NAVAL veterans have been honoured for their courage and determination in braving the Arctic to deliver supplies during the Second World War.

Douglas Shelley, 88, and Alfred Fowler, 91, were presented with the Ushakov Medal, a Russian naval decoration, for sailing through temperatures of -40C to break a Nazi blockade.

The Russian ambassador decorated the men, who left Southend as teenagers to man vessels heading through the icy Barents Sea to Arkhangelsk, in Russia, in a ceremony in London.

Mr Shelley, of Gayton Road, said: “I’ve got the greatest feeling for the Russians and they respect us – which you don’t find from our own Government.

“Our Government hasn’t laid it on like the Russians have.

“But if it wasn’t for what we did for them, they would have been finished.”

Mr Fowler, of Sutton Road, who stills receives Christmas cards each year from Russian school children, said: “The Russian people, from young children to older ones, show respect because they know if we hadn’t got all the tanks and aircraft through to them, there wouldn’t be a Russia today.

“When we went there, they treated us like royalty.”

As a naval seaman, part of Mr Shelley’s role was to chip ice off the deck of destroyer HMS Milne as it escorted merchant ships carrying supplies through a deadly net of German U-Boats and bombers.

The grandfather-of-six said: “The Barents Sea is the coldest in the world.

“If you fell in you lasted about four minutes before you were a block of ice.

“If your nose dripped, it was an icicle.”

Seamen were permanently wrapped in thick Russian underwear, a seaman’s jersey, a boiler suit and a duffel coat.

He added: “You lived and died in that”.

As a lead stoker, Mr Fowler, who has nine grandchildren and three great grandchildren, was in the engine room of cruiser HMS Sheffield – but he wasn’t protected from the cold.

He had to chip ice from the fans in the boiler room.

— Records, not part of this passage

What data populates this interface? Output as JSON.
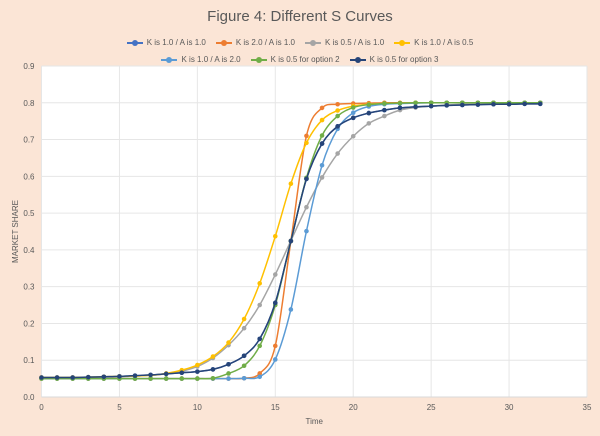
{
  "chart_data": {
    "type": "line",
    "title": "Figure 4: Different S Curves",
    "xlabel": "Time",
    "ylabel": "MARKET SHARE",
    "xlim": [
      0,
      35
    ],
    "ylim": [
      0,
      0.9
    ],
    "xticks": [
      0,
      5,
      10,
      15,
      20,
      25,
      30,
      35
    ],
    "yticks": [
      0.0,
      0.1,
      0.2,
      0.3,
      0.4,
      0.5,
      0.6,
      0.7,
      0.8,
      0.9
    ],
    "ytick_labels": [
      "0.0",
      "0.1",
      "0.2",
      "0.3",
      "0.4",
      "0.5",
      "0.6",
      "0.7",
      "0.8",
      "0.9"
    ],
    "grid": true,
    "legend_position": "top",
    "x": [
      0,
      1,
      2,
      3,
      4,
      5,
      6,
      7,
      8,
      9,
      10,
      11,
      12,
      13,
      14,
      15,
      16,
      17,
      18,
      19,
      20,
      21,
      22,
      23,
      24,
      25,
      26,
      27,
      28,
      29,
      30,
      31,
      32
    ],
    "series": [
      {
        "name": "K is 1.0 / A is 1.0",
        "color": "#4472c4",
        "values": [
          0.053,
          0.053,
          0.053,
          0.054,
          0.055,
          0.056,
          0.058,
          0.06,
          0.063,
          0.066,
          0.069,
          0.075,
          0.089,
          0.112,
          0.158,
          0.256,
          0.424,
          0.593,
          0.689,
          0.736,
          0.759,
          0.772,
          0.78,
          0.786,
          0.789,
          0.791,
          0.793,
          0.794,
          0.795,
          0.796,
          0.796,
          0.797,
          0.797
        ]
      },
      {
        "name": "K is 2.0 / A is 1.0",
        "color": "#ed7d31",
        "values": [
          0.05,
          0.05,
          0.05,
          0.05,
          0.05,
          0.05,
          0.05,
          0.05,
          0.05,
          0.05,
          0.05,
          0.05,
          0.05,
          0.051,
          0.064,
          0.139,
          0.424,
          0.71,
          0.786,
          0.796,
          0.798,
          0.799,
          0.8,
          0.8,
          0.8,
          0.8,
          0.8,
          0.8,
          0.8,
          0.8,
          0.8,
          0.8,
          0.8
        ]
      },
      {
        "name": "K is 0.5 / A is 1.0",
        "color": "#a5a5a5",
        "values": [
          0.052,
          0.052,
          0.053,
          0.053,
          0.054,
          0.055,
          0.057,
          0.059,
          0.063,
          0.07,
          0.083,
          0.106,
          0.141,
          0.187,
          0.25,
          0.333,
          0.425,
          0.516,
          0.597,
          0.662,
          0.709,
          0.744,
          0.764,
          0.78,
          0.787,
          0.791,
          0.794,
          0.796,
          0.797,
          0.798,
          0.798,
          0.799,
          0.799
        ]
      },
      {
        "name": "K is 1.0 / A is 0.5",
        "color": "#ffc000",
        "values": [
          0.053,
          0.053,
          0.053,
          0.054,
          0.055,
          0.056,
          0.057,
          0.059,
          0.064,
          0.073,
          0.087,
          0.11,
          0.148,
          0.212,
          0.309,
          0.437,
          0.58,
          0.691,
          0.753,
          0.779,
          0.791,
          0.796,
          0.798,
          0.799,
          0.8,
          0.8,
          0.8,
          0.8,
          0.8,
          0.8,
          0.8,
          0.8,
          0.8
        ]
      },
      {
        "name": "K is 1.0 / A is 2.0",
        "color": "#5b9bd5",
        "values": [
          0.05,
          0.05,
          0.05,
          0.05,
          0.05,
          0.05,
          0.05,
          0.05,
          0.05,
          0.05,
          0.05,
          0.05,
          0.05,
          0.051,
          0.055,
          0.102,
          0.238,
          0.451,
          0.63,
          0.729,
          0.773,
          0.79,
          0.796,
          0.798,
          0.799,
          0.8,
          0.8,
          0.8,
          0.8,
          0.8,
          0.8,
          0.8,
          0.8
        ]
      },
      {
        "name": "K is 0.5 for option 2",
        "color": "#70ad47",
        "values": [
          0.05,
          0.05,
          0.05,
          0.05,
          0.05,
          0.05,
          0.05,
          0.05,
          0.05,
          0.05,
          0.05,
          0.051,
          0.064,
          0.085,
          0.139,
          0.25,
          0.424,
          0.596,
          0.711,
          0.764,
          0.787,
          0.795,
          0.798,
          0.799,
          0.8,
          0.8,
          0.8,
          0.8,
          0.8,
          0.8,
          0.8,
          0.8,
          0.8
        ]
      },
      {
        "name": "K is 0.5 for option 3",
        "color": "#264478",
        "values": [
          0.053,
          0.053,
          0.053,
          0.054,
          0.055,
          0.056,
          0.058,
          0.06,
          0.063,
          0.066,
          0.069,
          0.075,
          0.089,
          0.112,
          0.158,
          0.256,
          0.424,
          0.593,
          0.689,
          0.736,
          0.759,
          0.772,
          0.78,
          0.786,
          0.789,
          0.791,
          0.793,
          0.794,
          0.795,
          0.796,
          0.796,
          0.797,
          0.797
        ]
      }
    ],
    "legend_rows": [
      [
        0,
        1,
        2,
        3
      ],
      [
        4,
        5,
        6
      ]
    ]
  },
  "style": {
    "plot_bg": "#ffffff",
    "page_bg": "#fbe5d6",
    "grid_color": "#e6e6e6",
    "text_color": "#595959"
  }
}
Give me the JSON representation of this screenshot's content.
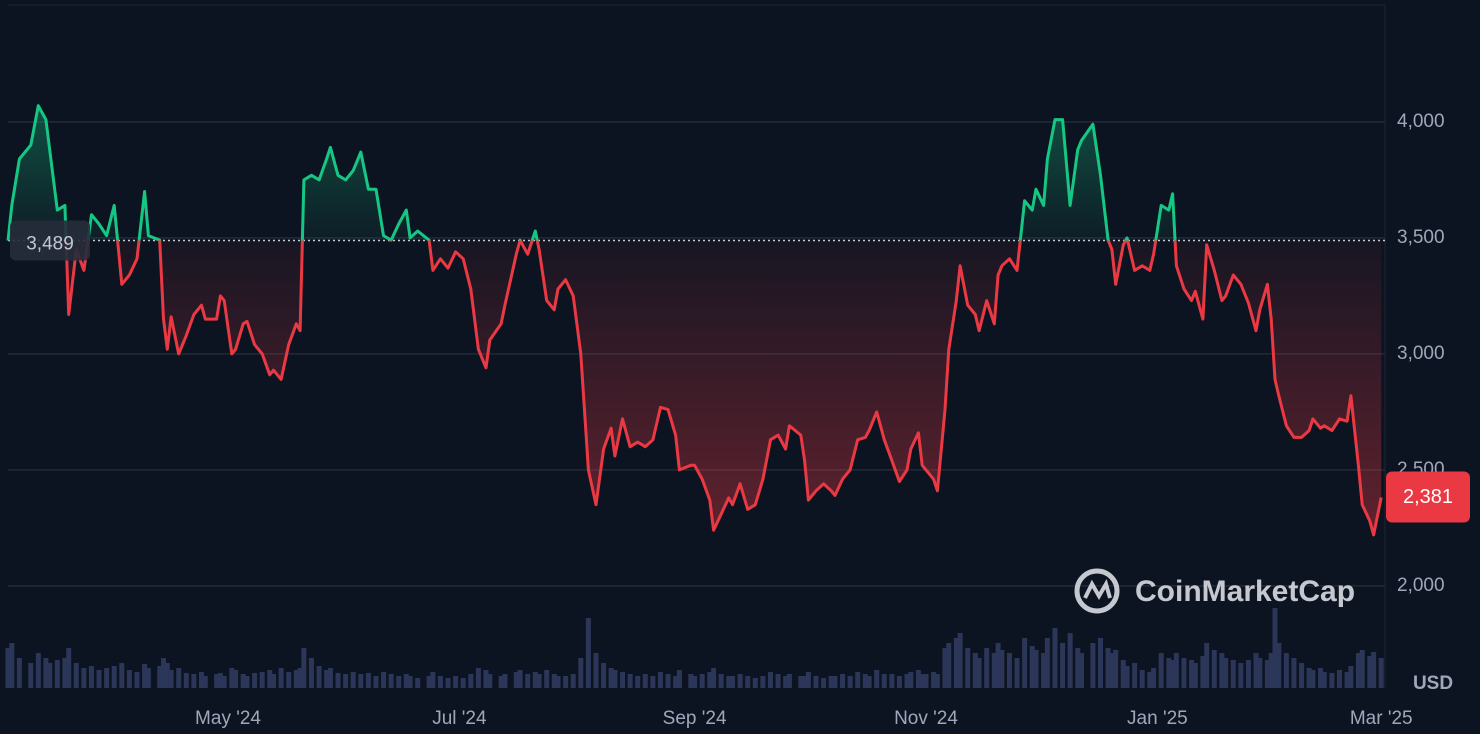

The pair admit being “gung-ho” when they signed up aged 17 and 18 and failed to fully comprehend the dangers they faced.

Mr Shelley, who served until 1947, recounted watching German submarines sink three ships around him and a torpedo miss the Milne by mere feet.

And Mr Fowler, who served until 1946, gave a poignant reflection on his role in the war: “Over the years you mellow and you think about those times and about how you remember the good times more than the bad ones.

“I remember sinking a German destroyer and 268 men died.

“I thought back as an adult that 268 families lost a husband, a son or a father and I was instrumental in that.

“It appals me to think about it now.

“But that was war.”

The British Government awarded veterans who took part in the Arctic Convoys the Arctic Star medal last year – but only after a 70 year fight for recognition of their contribution to the war effort.

Each year British veterans attend a service at the Soviet Memorial, in London, before the Russians host a party – with lashings of vodka – aboard HMS Belfast.